大月の鬼にかかわる史跡の数々



鬼の岩屋

 大きな一枚岩が口を開けたような洞穴の暗がりから水がしたたる音がかすかに響く。大月市鬼の岩屋の岩殿山の畑倉登山口から少し登ると、「鬼の岩屋」(正式名・新宮洞窟)はその姿を見せます。

 岩殿山には戦国時代、武田家の家臣「小山田氏」の居城・岩殿城があり、その地形を利用した城は強固な要寒となっていたといいます。現在でも岩殿山は大月市のシンボル的存在の山となっていますが、その昔、赤鬼が住んでいたという言い伝えがあり、これが『大月桃太郎伝説』につながります。

 岩殿山は標高634メートルにすぎないのですが、巨岩、岩壁が所々に露出し、奇観・名勝をつくっています。この洞窟もそうした奇観のひとつなのですが、地元では「鬼の洞窟」、「鬼の岩屋」と呼ばれているのです。
 これ、実は、修験道場の元円通寺新宮洞窟といわれるところなのですが、いかにも赤鬼の棲み家然とした風情です。

 新宮は修験道山岳寺院だった円通寺(現在廃寺)の伽藍の一つで、神宮橋から南に 200m ほどの位置にある岩窟内に社殿が造られました。 その構造と大きさについては、古書によると、岩窟に柱を立て岩を直に天井として正面が三間、洞窟内部に向かって七間とあります。
 それにしても、正式名称の「新宮洞窟」という名に相応しく、新緑の似合う美しい洞窟です。雨量の多い時にだけ見られる滝が絶景だそうです。また、洞窟内から外を見ると、富士山の形に切り取られた風景を見る事ができます。

 しかしながら、岩殿城にしても修験道場にしても後世のものであり、そこはもともと鬼の住鬼の岩屋処だったといわれるとなるほどねと信じたくもなります。とすると、この岩殿山が「鬼ヶ島」ということなのでしょうか? 
 ところで、なお、岩殿山の赤鬼は、はじめ、九鬼山(都留市では鬼退治の舞台として伝わる)に青鬼9匹と暮らしていたが、破天荒な性格と肌の色の違いが仇となり、仲間はずれにあい、岩殿山に移り棲んだということです。
 そして桃太郎伝説では、「鬼の岩屋」は、鬼が金銀財宝を蓄えていた保管庫だったようです。
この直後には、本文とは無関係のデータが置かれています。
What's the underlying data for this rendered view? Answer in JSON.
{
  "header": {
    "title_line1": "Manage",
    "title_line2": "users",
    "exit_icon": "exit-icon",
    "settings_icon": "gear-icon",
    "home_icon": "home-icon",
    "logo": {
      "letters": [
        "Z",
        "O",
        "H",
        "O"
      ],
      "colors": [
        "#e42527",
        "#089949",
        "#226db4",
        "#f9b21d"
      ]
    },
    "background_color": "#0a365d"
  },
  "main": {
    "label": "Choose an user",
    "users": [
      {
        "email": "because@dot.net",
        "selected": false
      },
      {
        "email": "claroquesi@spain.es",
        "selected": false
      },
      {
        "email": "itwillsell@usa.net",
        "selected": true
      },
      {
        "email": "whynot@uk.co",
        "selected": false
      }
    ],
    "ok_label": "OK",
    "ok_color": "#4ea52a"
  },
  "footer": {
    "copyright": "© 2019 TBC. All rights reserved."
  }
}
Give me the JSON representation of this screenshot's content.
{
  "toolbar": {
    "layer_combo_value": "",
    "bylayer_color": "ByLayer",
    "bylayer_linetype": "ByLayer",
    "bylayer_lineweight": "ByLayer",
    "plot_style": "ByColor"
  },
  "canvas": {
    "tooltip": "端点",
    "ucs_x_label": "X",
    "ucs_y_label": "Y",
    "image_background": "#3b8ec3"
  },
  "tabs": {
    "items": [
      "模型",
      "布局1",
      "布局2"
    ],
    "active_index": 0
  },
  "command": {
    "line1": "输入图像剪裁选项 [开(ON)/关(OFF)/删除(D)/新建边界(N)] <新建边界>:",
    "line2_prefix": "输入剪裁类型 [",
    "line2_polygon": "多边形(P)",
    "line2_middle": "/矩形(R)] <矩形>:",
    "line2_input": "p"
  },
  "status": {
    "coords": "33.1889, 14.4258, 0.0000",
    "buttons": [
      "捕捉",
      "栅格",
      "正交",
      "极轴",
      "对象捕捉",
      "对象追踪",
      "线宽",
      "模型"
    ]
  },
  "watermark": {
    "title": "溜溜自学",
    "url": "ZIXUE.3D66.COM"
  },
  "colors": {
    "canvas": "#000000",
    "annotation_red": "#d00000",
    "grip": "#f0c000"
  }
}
 なお、岩殿山への登山口である畑倉登山口は、JR中央本線大月駅から徒歩で40分ほどです。大月駅から徒歩20分ほどで行ける強瀬ルート登山口というのもありますが、2019年の鏡岩崩落のため、途中の丸山公園までで行き止まりとなり、山頂への道は通行止めになっています。